Ces obstacles semblent donc surmontables pour des fournisseurs d’indices gênés plus qu’autre chose par le poids considérable de ces obligations européennes dans leurs indices «supranationaux» - plus d’un cinquième chez Bloomberg contre moins de 5% il y a quatre ans. La poursuite des émissions en cours pourraient les amener à plus de 60% de certains indices d’ici à 2026, selon une étude Barclays.

Citigroup, Commerzbank SA, JPMorgan ou Société Générale CIB prévoient une réelle surperformance de la dette de l’UE en cas d’intégration dans la catégorie «souveraine» - et inversement pour toutes les dettes des Etats souverains qui se verraient alors sous-pondérées. «Nous avons calculé la part que l’UE pourrait représenter dans les indices ‘souverains’ européens, indique Ninon Bachet. Elles représenteraient à terme entre 5% et 6% des indices de référence en obligations d’Etat européennes (c’est aussi le calcul chez MSCI et ICE, ndlr). En regardant de près les investisseurs qui seraient intéressés et/ou amenés à rebalancer leur portefeuille en conséquence, cela ferait entre 5 et 10 milliards d’euros de flux ‘entrants’.»

Les dirigeants de l’UE, qui poussent dans ce sens depuis le début du programme NGEU, espèrent également qu’une telle reclassification pourrait réduire leur coût d’emprunt. Une attente confortée par les dernières évolutions du marché : les obligations AAA du bloc ont en effet surperformé celles de ses Etats membres depuis deux semaines, et les analystes de Citigroup estiment que les 5 à 10 points de base récemment gagnés (selon les maturités à 10 ans ou à 30 ans) sur les spreads français sont dus à cette spéculation sur le changement de catégorie dans l’indice. Une telle meilleure visibilité pourrait également encore améliorer leur liquidité.

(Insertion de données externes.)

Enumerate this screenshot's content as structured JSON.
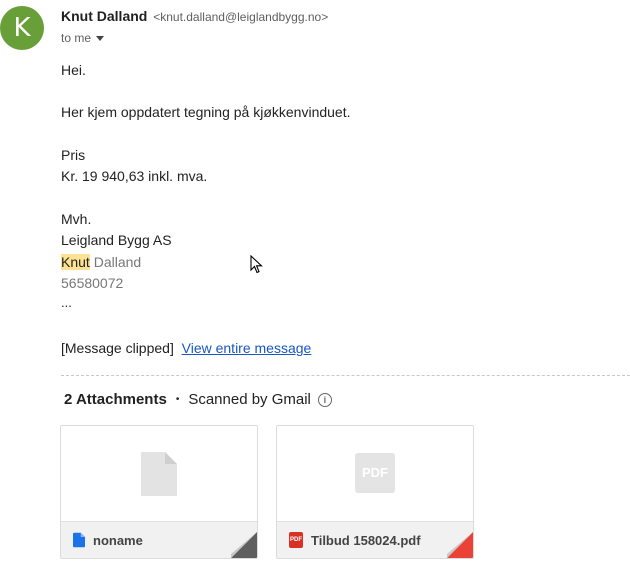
{
  "header": {
    "avatar_letter": "K",
    "sender_name": "Knut Dalland",
    "sender_email": "<knut.dalland@leiglandbygg.no>",
    "to_label": "to me"
  },
  "message": {
    "greeting": "Hei.",
    "line1": "Her kjem oppdatert tegning på kjøkkenvinduet.",
    "price_label": "Pris",
    "price_value": "Kr. 19 940,63 inkl. mva.",
    "signoff": "Mvh.",
    "company": "Leigland Bygg AS",
    "sig_first": "Knut",
    "sig_last": " Dalland",
    "phone": "56580072",
    "ellipsis": "...",
    "clipped_note": "[Message clipped]",
    "view_link": "View entire message"
  },
  "attachments": {
    "count_label": "2 Attachments",
    "separator": "•",
    "scanned_label": "Scanned by Gmail",
    "items": [
      {
        "name": "noname",
        "icon": "document-icon",
        "accent": "#1a73e8"
      },
      {
        "name": "Tilbud 158024.pdf",
        "icon": "pdf-icon",
        "accent": "#ea4335",
        "badge": "PDF"
      }
    ]
  }
}
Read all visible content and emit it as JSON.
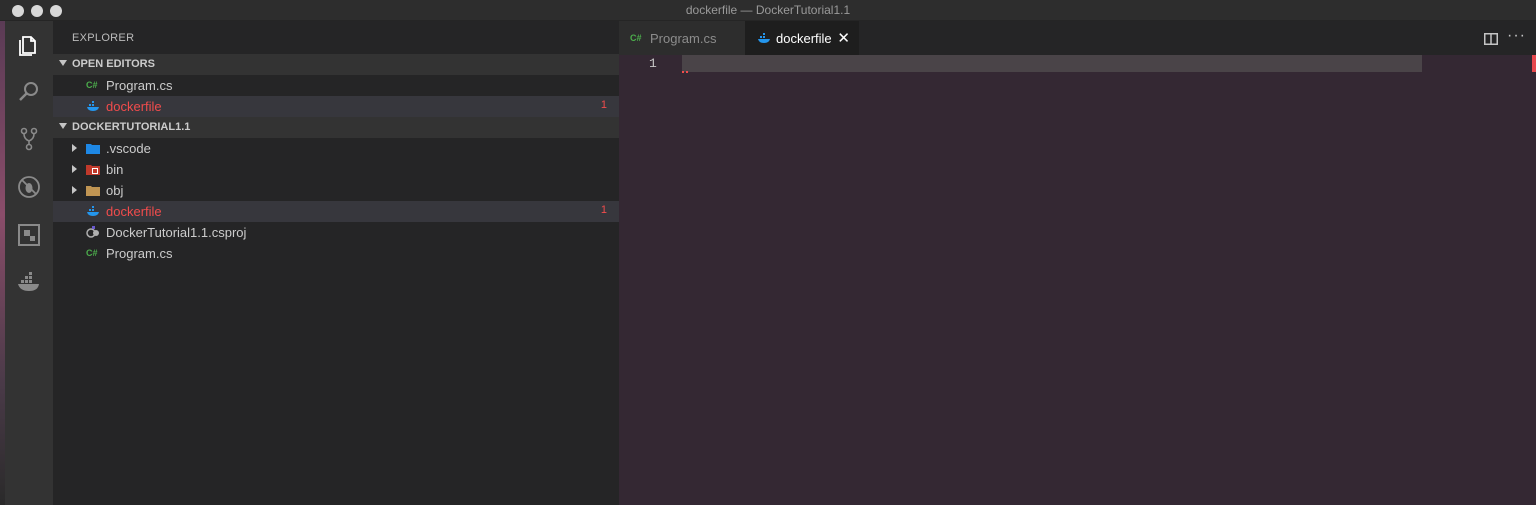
{
  "window": {
    "title": "dockerfile — DockerTutorial1.1"
  },
  "activity_bar": [
    {
      "name": "explorer-icon"
    },
    {
      "name": "search-icon"
    },
    {
      "name": "source-control-icon"
    },
    {
      "name": "debug-icon"
    },
    {
      "name": "extensions-icon"
    },
    {
      "name": "docker-icon"
    }
  ],
  "sidebar": {
    "title": "EXPLORER",
    "open_editors": {
      "label": "OPEN EDITORS",
      "items": [
        {
          "icon": "csharp-file-icon",
          "label": "Program.cs",
          "badge": ""
        },
        {
          "icon": "docker-file-icon",
          "label": "dockerfile",
          "badge": "1"
        }
      ]
    },
    "project": {
      "label": "DOCKERTUTORIAL1.1",
      "items": [
        {
          "icon": "vscode-folder-icon",
          "label": ".vscode",
          "badge": ""
        },
        {
          "icon": "bin-folder-icon",
          "label": "bin",
          "badge": ""
        },
        {
          "icon": "folder-icon",
          "label": "obj",
          "badge": ""
        },
        {
          "icon": "docker-file-icon",
          "label": "dockerfile",
          "badge": "1"
        },
        {
          "icon": "csproj-file-icon",
          "label": "DockerTutorial1.1.csproj",
          "badge": ""
        },
        {
          "icon": "csharp-file-icon",
          "label": "Program.cs",
          "badge": ""
        }
      ]
    }
  },
  "editor": {
    "tabs": [
      {
        "label": "Program.cs",
        "icon": "csharp-file-icon",
        "active": false
      },
      {
        "label": "dockerfile",
        "icon": "docker-file-icon",
        "active": true
      }
    ],
    "csharp_glyph": "C#",
    "line_numbers": [
      "1"
    ],
    "more_glyph": "···",
    "close_glyph": "✕"
  },
  "colors": {
    "error": "#f14c4c",
    "csharp": "#4cae4c",
    "docker": "#2496ed"
  }
}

Enfin, un pool d’obligations de l’UE notées AAA plus important, alors que ces notations se font rares, pourrait renforcer l’euro en tant que monnaie de réserve, et améliorer la confiance dans la résilience du projet européen. Certains gestionnaires estiment même qu’une reclassification résoudrait d’un seul coup la pénurie régulière de titres sûrs, utilisés comme garantie, notamment pour obtenir des liquidités auprès de la Banque centrale européenne (BCE). Si cette dernière accepte la dette de l’UE en collatéral, elle n’est pas largement utilisée, notamment dans les opérations de mises en pension (repo) car les chambres de compensation appliquent parfois une «décote» plus importante que sur des obligations d’Etats souverains similaires, voire moins bien notés.